Question

Prove that 16 divides n⁴+4n²+11,if n is an odd integer.

Answer 1

n is odd integers .
so, Let n = 2k + 1 , k ∈ ℕ

now, n⁴ + 4n² + 11
= (2k +1)² + 4(2k + 1)² + 11
= (4k² + 4k + 1)² + 4(4k² + 4k + 1) + 11
= (16k⁴ + 16k² + 1 + 32k³ + 8k + 8k²) + 16k² + 16k + 4 + 11
= 16k⁴ + 32k³ + 40k² + 24k + 16
= 16[k⁴ + 2k³ + 1] + 40k² + 24k
= 16[k⁴ + 2k² + 1] + (80k² + 48k)/2
= 16[k⁴ + 2k² + 1] + 16k(5k + 3)/2

here, k(5k + 3)/2 is also a integer for all natural number of k
so, assume k(5k + 3)/2 = m

now, n⁴ + 4n² + 11
= 16[k⁴ + 2k² + 1] + 16m
= 16[k⁴ + 2k² + 1 + m]

hence, it is clear that 16 divides n⁴ + 4n² + 11 when n is odd integers.

Answer 2

Acc to the ques, we have to prove that 16 divides n⁴+4n²+11,if n is an odd integer.

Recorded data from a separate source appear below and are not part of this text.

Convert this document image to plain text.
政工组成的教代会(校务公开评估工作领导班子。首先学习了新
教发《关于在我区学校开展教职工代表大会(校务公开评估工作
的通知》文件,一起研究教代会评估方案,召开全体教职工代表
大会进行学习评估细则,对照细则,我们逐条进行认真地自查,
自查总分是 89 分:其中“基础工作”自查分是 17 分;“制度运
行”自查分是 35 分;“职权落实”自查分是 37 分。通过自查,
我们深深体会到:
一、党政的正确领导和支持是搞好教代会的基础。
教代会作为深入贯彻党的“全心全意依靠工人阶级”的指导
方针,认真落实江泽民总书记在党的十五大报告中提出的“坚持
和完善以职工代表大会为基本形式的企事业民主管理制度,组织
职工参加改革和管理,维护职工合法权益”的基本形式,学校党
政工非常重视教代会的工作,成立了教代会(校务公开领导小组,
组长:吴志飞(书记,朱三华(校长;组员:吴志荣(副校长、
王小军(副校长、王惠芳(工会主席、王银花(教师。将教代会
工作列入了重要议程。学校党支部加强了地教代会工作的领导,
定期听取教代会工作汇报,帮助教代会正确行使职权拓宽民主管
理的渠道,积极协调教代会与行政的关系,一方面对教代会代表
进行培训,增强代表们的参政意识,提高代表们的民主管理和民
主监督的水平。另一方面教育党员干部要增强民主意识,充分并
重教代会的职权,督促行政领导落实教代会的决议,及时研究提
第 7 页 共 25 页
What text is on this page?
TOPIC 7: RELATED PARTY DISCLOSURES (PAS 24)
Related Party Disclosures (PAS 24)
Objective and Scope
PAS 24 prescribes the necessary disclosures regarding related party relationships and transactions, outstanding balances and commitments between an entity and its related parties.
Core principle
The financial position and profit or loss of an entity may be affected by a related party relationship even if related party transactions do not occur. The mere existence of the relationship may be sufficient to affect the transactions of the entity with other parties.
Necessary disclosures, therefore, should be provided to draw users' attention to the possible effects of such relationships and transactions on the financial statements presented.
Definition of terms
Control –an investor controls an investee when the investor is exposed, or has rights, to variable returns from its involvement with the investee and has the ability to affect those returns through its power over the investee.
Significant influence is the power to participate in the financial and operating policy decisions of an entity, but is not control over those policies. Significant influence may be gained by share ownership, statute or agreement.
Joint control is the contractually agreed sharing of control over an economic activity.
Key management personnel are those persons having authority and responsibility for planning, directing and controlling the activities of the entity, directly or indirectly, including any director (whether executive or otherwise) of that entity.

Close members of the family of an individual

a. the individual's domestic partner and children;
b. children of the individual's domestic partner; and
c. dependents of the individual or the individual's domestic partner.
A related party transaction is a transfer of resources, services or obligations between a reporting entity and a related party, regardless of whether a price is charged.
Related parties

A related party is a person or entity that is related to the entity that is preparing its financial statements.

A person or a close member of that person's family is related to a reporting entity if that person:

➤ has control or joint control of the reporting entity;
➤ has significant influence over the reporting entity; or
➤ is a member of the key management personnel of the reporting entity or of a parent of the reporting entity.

Let us begin with the contradiction. i.e. lets take an even integer n = 2x.

n⁴+4n²+11

or, (n²−1)(n²+5)+16

or, (4x²−1)(4x²+5)+16

or, $16x^{4}$ + 16x² + 11

or, 16x + 11 which is clearly not divisible by 16.

Now lets assume n = 2x + 1.

n⁴+4n²+11

or, (n²−1)(n²+5)+16

or, (4x²+4x)(4x²+4x+6)+16

or,8x(x+1)(2x²+2x+3) + 16

since 8k(k+1)=0(mod16).

Therefore, 16 divides n⁴+4n²+11,if n is an odd integer.